イスラエルのベンヤミン・ネタニヤフ首相は24日(現地時間)、自身とトランプ米国大統領が両国の国旗の前で険しい表情を浮かべる人工知能(AI)生成画像をXに投稿した。[写真 X キャプチャー]
米国とイランの交渉妥結が迫る中、中東諸国からは懸念混じりの反応が出ている。ウォール・ストリート・ジャーナル(WSJ)によると、イスラエルは、ホルムズ海峡封鎖解除を優先し、イラン核開発問題の解決を後回しにする形でMOU締結が議論されていることを懸念している。イランの核脅威を完全に除去できない一方、イランへの経済・軍事的圧力だけが緩和される結果になりかねないためだ。
イスラエルのベンヤミン・ネタニヤフ首相も、こうした懸念を意識したように、24日にX(旧ツイッター)に「ドナルド・トランプ米国大統領と同様、私の政策も変わらない。イランが核兵器を保有することは決してない」と投稿し、自身とトランプ大統領が両国国旗の前で険しい表情を浮かべる人工知能(AI)生成画像を掲載した。
◇湾岸諸国「イラン、さらに大胆になる可能性」
湾岸地域諸国も不安を強めている。これら諸国は、今回の合意によってイランが自国エネルギー施設への追加攻撃を控え、石油輸出が再開されることを期待している。一方で、今後イランがホルムズ海峡を自国の統制下に置き、将来的な対立時には交渉カードとして周辺国への軍事的脅威を利用する可能性を懸念している。

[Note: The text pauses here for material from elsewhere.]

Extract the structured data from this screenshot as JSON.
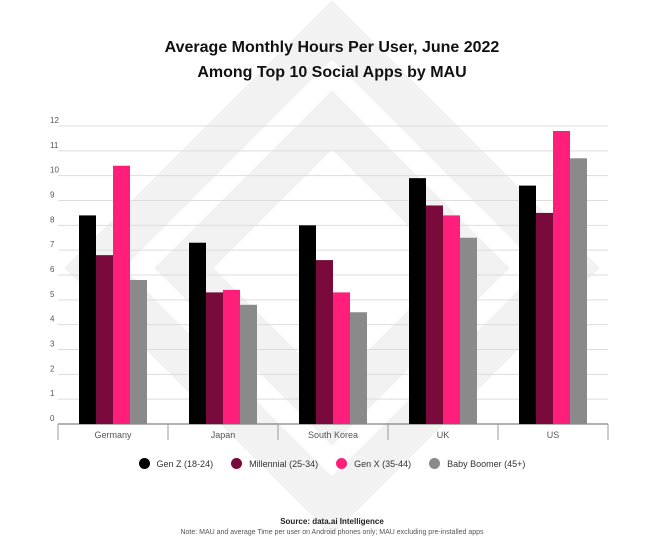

英国シンクタンク「王立防衛安全保障研究所(RUSI)」のシニアフェロー、HA・ヘリアー氏は、「イランは今回の戦争を通じて、ホルムズ海峡を正式な交渉カードとして認めさせた」とし、「アラブ諸国は、今回の合意がイランをさらに大胆にし、その結果、中東秩序にとってより大きな厄介事になることを最も恐れている」と指摘した。